Once Angela gets over her initial hesitancy, the reunited sisters set off on a bonding road trip as Anna is convinced to join her sister on stage. We then observe the endearing chemistry shared between Kosonen and Kuittinen, which flourishes in the warmth and intimacy of their car journey.

When the two pull into an empty petrol station, they even have time to share a Footloose moment as Angela teaches her younger sister how to dance for an audience. I dare you not to smile.

‘Imagine this is a club in Miami,’ says Angela to her nervy sister before their first performance together – Angela exuding confidence with her furry hats and big earrings. Anna listens and the dancing soon helps to unlock a hidden confidence within the young woman. The dancing even helps foster a daring new lease of life for Anna that comes in use when a hefty debt begins to catch up with Angela.

miami_show

The sisters – both refreshingly complex lead female characters – experience inner-journeys on their road-trip. Angela is the more difficult of the two to pin down. Despite her free-spiritedness, she falls back on her religious faith, routinely praying before her bed for the night in front of a slightly puzzled Anna.

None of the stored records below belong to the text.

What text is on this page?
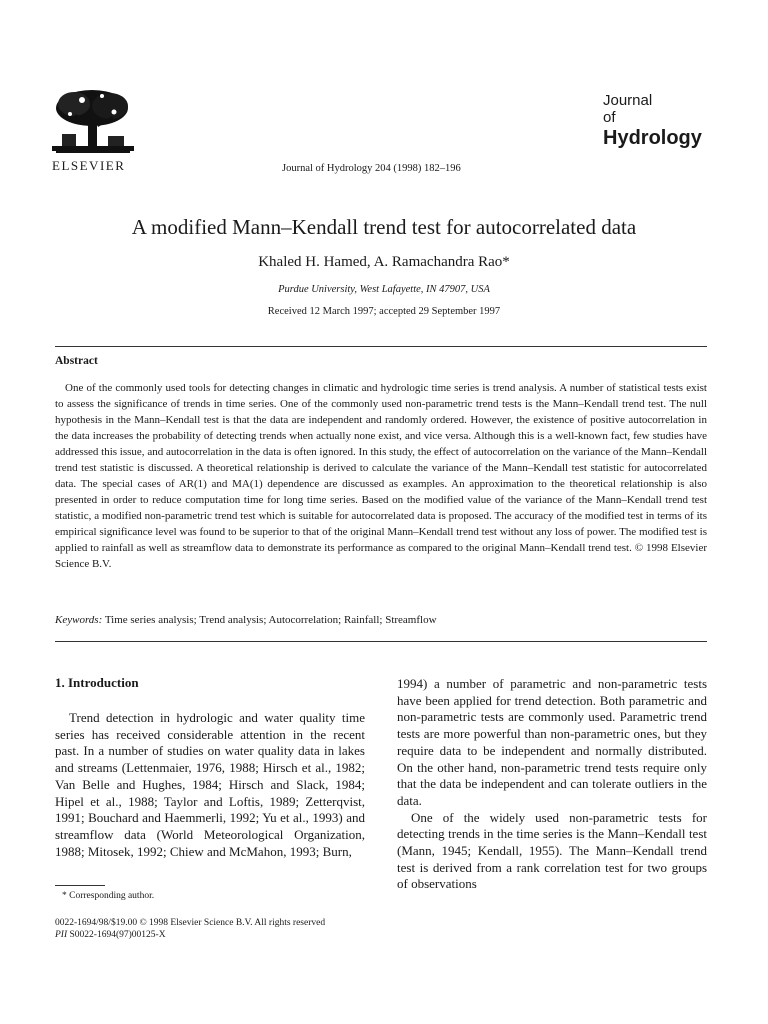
ELSEVIER	Journal of Hydrology 204 (1998) 182–196
Journal
of
Hydrology
A modified Mann–Kendall trend test for autocorrelated data
Khaled H. Hamed, A. Ramachandra Rao*
Purdue University, West Lafayette, IN 47907, USA
Received 12 March 1997; accepted 29 September 1997
Abstract
One of the commonly used tools for detecting changes in climatic and hydrologic time series is trend analysis. A number of statistical tests exist to assess the significance of trends in time series. One of the commonly used non-parametric trend tests is the Mann–Kendall trend test. The null hypothesis in the Mann–Kendall test is that the data are independent and randomly ordered. However, the existence of positive autocorrelation in the data increases the probability of detecting trends when actually none exist, and vice versa. Although this is a well-known fact, few studies have addressed this issue, and autocorrelation in the data is often ignored. In this study, the effect of autocorrelation on the variance of the Mann–Kendall trend test statistic is discussed. A theoretical relationship is derived to calculate the variance of the Mann–Kendall test statistic for autocorrelated data. The special cases of AR(1) and MA(1) dependence are discussed as examples. An approximation to the theoretical relationship is also presented in order to reduce computation time for long time series. Based on the modified value of the variance of the Mann–Kendall trend test statistic, a modified non-parametric trend test which is suitable for autocorrelated data is proposed. The accuracy of the modified test in terms of its empirical significance level was found to be superior to that of the original Mann–Kendall trend test without any loss of power. The modified test is applied to rainfall as well as streamflow data to demonstrate its performance as compared to the original Mann–Kendall trend test. © 1998 Elsevier Science B.V.
Keywords: Time series analysis; Trend analysis; Autocorrelation; Rainfall; Streamflow
1. Introduction

Trend detection in hydrologic and water quality time series has received considerable attention in the recent past. In a number of studies on water quality data in lakes and streams (Lettenmaier, 1976, 1988; Hirsch et al., 1982; Van Belle and Hughes, 1984; Hirsch and Slack, 1984; Hipel et al., 1988; Taylor and Loftis, 1989; Zetterqvist, 1991; Bouchard and Haemmerli, 1992; Yu et al., 1993) and streamflow data (World Meteorological Organization, 1988; Mitosek, 1992; Chiew and McMahon, 1993; Burn,

1994) a number of parametric and non-parametric tests have been applied for trend detection. Both parametric and non-parametric tests are commonly used. Parametric trend tests are more powerful than non-parametric ones, but they require data to be independent and normally distributed. On the other hand, non-parametric trend tests require only that the data be independent and can tolerate outliers in the data.

One of the widely used non-parametric tests for detecting trends in the time series is the Mann–Kendall test (Mann, 1945; Kendall, 1955). The Mann–Kendall trend test is derived from a rank correlation test for two groups of observations

* Corresponding author.
0022-1694/98/$19.00 © 1998 Elsevier Science B.V. All rights reserved
PII S0022-1694(97)00125-X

This clinging to faith is mostly rooted in Angela’s damaged childhood. These scars occasionally rear themselves and sometimes involve resentment towards Anna who benefited from their father’s love and attention through childhood. Angela was virtually orphaned.

Despite this, there is a resilience to Angela’s dreamer spirit, underpinned by a gentle cover of Bruce Springsteen’s Dream Baby Dream which is threaded through the film.

Anna, on the other hand, is undergoing a transformation of her own while trying to contend with her sister’s unpredictability. As an ex-boyfriend of Angela’s warns, being around her is like being on cocaine and Anna must be wary of the come down. Tellingly, when Anna lets her big sister out of her sight there are devastating consequences.

This event causes a jolting road-block which leads Miami to quickly shift gears into a riveting thriller. The sisters suddenly find themselves in fatal danger and are forced to plot an unlikely escape. Their chosen destination? The sun and ssfety of Miami.

This is an enchanting piece of storytelling from Bergroth aided by two faultless central performances. As a result, Miami can be added to the growing list of impressive Nordic narratives.

UK audiences will surely lap it up once it arrives in cinemas. Sunshine or no sunshine.